The future for autonomous driving cars may not be limited to just roadways. TartanDrive is a massive data set with nearly 200,000 off-road interactions that may help future programmers understand physics so that vehicles can interpret terrain more intuitively. There’s a genuine use for that in a rapidly changing world where infrastructural disasters can happen very suddenly.

Recently, Carnegie Mellon University presented its report about TartanDrive to help change how autonomous vehicles interpret landscapes. At the moment, the way that a robot looks at off-road environments is to identify surfaces like “mud,” “grass,” “rocks,” etc. But that’s not actually very helpful in determining how to drive over them.

Anyone who’s ever gone off-roading knows that there are many different types of mud. Identifying what type of surface is one thing, but it’s much more important to be able to respond to how it treats the car.
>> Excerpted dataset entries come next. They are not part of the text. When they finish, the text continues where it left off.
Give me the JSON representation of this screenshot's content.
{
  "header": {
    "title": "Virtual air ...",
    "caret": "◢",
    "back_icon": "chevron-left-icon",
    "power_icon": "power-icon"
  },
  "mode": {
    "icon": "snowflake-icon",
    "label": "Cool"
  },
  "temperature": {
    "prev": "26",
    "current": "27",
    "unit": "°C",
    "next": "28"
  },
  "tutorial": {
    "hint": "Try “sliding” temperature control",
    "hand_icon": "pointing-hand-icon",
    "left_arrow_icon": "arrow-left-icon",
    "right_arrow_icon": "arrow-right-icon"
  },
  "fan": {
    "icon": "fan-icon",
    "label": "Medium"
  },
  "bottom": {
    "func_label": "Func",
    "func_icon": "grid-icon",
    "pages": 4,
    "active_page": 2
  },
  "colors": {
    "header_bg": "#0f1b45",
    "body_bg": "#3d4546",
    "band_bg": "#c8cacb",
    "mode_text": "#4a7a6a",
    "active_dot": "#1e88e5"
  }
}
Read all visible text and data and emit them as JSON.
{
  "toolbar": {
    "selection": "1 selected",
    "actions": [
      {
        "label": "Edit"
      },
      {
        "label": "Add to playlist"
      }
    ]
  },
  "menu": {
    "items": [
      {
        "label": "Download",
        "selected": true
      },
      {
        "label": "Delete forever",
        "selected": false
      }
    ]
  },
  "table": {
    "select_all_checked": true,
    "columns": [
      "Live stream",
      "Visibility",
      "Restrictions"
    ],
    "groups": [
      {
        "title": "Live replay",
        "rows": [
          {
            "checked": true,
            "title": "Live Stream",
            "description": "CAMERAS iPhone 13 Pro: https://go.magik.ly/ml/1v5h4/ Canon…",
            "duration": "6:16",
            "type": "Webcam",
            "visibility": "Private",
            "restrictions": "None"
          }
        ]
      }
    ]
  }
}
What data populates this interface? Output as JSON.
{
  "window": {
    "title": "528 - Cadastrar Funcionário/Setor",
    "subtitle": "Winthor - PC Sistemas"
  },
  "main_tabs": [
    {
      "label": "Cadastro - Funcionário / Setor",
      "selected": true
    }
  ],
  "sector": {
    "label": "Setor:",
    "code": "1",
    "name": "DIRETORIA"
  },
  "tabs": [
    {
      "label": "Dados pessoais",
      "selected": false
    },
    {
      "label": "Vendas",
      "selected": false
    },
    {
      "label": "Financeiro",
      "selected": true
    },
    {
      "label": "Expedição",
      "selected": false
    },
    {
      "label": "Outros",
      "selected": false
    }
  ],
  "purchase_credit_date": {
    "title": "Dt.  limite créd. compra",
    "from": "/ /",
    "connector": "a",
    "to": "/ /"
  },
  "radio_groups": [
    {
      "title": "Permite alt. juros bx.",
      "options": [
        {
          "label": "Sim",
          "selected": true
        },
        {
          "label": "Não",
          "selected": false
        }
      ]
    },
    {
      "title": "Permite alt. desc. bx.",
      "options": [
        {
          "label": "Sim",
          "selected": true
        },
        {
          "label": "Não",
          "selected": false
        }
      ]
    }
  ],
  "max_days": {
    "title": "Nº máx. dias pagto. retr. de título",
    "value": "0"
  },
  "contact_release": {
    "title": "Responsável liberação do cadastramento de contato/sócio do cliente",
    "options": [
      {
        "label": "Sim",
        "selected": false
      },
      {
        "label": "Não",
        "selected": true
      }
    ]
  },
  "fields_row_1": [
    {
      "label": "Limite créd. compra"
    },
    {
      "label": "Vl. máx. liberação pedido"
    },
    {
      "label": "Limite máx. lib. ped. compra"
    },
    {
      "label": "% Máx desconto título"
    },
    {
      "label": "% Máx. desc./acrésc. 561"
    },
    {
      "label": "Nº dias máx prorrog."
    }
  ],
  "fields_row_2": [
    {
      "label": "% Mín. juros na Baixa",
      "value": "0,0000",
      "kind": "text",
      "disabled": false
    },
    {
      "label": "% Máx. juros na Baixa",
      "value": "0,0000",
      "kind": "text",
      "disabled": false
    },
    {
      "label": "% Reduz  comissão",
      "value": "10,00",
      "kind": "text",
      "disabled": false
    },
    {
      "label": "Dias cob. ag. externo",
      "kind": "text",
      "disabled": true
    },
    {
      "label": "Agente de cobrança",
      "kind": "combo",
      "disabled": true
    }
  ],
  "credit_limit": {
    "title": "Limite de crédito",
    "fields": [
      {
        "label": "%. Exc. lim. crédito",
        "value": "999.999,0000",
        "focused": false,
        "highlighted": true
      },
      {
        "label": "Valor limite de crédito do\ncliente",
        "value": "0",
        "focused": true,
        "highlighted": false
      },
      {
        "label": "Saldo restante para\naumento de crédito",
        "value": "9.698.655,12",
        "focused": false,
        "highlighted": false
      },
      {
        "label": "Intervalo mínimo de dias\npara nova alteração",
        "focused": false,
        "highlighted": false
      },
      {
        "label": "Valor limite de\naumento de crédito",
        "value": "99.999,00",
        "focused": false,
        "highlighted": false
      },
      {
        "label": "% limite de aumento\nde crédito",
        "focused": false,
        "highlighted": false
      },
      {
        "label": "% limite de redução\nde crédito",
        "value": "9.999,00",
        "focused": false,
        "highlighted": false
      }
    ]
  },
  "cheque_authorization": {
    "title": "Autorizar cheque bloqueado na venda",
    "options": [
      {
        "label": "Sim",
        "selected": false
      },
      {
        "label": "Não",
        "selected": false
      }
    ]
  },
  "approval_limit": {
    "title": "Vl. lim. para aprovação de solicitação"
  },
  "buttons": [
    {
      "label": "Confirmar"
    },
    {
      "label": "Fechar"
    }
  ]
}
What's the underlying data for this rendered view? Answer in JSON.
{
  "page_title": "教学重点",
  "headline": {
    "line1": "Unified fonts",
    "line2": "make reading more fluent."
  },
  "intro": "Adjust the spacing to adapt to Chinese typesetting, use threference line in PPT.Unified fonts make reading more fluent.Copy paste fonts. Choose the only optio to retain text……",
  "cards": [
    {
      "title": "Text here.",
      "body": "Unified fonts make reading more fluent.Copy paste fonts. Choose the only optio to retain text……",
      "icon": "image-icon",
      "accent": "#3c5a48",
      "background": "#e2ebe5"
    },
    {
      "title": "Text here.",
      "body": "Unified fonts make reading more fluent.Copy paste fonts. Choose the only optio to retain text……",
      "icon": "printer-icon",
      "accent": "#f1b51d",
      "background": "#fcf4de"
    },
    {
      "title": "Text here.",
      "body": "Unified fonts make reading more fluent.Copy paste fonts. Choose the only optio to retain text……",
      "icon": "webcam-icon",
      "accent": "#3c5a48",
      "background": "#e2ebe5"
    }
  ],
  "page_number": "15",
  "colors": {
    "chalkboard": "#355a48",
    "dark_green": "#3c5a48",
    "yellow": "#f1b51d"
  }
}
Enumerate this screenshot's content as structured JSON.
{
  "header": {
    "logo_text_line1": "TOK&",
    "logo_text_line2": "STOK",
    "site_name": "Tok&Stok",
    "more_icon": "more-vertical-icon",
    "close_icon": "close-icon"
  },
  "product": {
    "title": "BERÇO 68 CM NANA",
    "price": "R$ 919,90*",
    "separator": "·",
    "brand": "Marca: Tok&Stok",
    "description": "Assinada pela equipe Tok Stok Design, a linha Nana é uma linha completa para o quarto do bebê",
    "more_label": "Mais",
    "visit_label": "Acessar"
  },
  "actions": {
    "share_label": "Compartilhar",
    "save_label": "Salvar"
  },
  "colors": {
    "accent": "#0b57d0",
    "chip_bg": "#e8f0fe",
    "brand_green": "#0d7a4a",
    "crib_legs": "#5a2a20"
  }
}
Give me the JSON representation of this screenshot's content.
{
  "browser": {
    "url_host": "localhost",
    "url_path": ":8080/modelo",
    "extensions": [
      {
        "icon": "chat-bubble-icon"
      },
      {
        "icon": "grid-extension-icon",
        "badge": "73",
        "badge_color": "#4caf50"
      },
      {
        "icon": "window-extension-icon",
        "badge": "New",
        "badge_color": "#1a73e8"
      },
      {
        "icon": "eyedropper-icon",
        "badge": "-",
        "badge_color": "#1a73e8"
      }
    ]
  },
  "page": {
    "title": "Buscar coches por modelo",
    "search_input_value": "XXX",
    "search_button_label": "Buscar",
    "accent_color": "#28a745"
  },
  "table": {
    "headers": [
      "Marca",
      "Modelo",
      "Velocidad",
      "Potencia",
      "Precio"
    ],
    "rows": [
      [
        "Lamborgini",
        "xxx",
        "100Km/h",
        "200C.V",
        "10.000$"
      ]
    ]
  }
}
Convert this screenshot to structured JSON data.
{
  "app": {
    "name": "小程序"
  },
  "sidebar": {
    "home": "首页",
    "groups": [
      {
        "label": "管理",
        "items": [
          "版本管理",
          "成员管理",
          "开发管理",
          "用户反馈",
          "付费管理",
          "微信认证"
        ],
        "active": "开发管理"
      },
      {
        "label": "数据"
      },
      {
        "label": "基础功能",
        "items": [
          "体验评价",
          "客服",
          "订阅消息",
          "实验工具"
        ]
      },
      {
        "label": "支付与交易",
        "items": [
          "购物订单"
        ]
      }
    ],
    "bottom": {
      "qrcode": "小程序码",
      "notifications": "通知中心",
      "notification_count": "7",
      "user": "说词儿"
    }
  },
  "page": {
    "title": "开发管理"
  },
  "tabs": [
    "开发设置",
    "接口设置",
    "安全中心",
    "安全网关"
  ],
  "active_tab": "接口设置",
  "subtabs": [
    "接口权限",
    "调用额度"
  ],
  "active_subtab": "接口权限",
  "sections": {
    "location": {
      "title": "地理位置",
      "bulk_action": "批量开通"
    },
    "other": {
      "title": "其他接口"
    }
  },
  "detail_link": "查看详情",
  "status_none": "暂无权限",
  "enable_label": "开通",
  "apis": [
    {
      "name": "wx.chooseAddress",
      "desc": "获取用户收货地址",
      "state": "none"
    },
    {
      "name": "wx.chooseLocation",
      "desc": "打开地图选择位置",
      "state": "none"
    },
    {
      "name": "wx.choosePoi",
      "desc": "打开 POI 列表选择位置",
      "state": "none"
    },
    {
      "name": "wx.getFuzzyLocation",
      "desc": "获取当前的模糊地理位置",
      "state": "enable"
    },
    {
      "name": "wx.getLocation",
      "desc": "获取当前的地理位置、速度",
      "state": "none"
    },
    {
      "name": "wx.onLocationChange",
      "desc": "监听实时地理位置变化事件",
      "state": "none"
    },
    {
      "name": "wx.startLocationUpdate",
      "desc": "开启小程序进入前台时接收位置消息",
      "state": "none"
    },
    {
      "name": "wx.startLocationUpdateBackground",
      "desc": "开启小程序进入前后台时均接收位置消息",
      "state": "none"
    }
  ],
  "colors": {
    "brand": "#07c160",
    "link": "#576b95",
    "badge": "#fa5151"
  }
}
For that, you need physics. For physics, you turn to scientists, so researchers took a Yamaha Viking all-terrain vehicle sliding and driving over every surface they could lay the wheels on. More than 200,000 data points were collected, which can be used to make vehicles that are smarter and more responsive in off-road contexts, interpreting the world physically rather than via mapped labeling.

Self Driving photo

You might be asking why on earth an autonomous vehicle would need to go off-roading, and that’s a valid question. But there’s a good reason for this, and it’s not so robots can take over your local off-roading park.

Off-roading is for experienced drivers who know what they’re doing, which is great if you are heading to the park or to a trail, or in a context where you’re expecting to go off-road. But that’s not always the case; if there’s a natural disaster like flooding or circumstances that cause roads to collapse, suddenly drivers who don’t have that experience will need it, maybe in emergency circumstances.

If robotics has a better understanding of how to go off-road, that means driver aides for those situations can be improved to the point that if an emergency worker can get to a suitable vehicle, they can traverse the terrain relatively safely without having to be specially trained. Of course, it’d be ideal if every paramedic or first responder was a superhero, but if that doesn’t happen, the least we could do is make it easier for people to get to emergencies.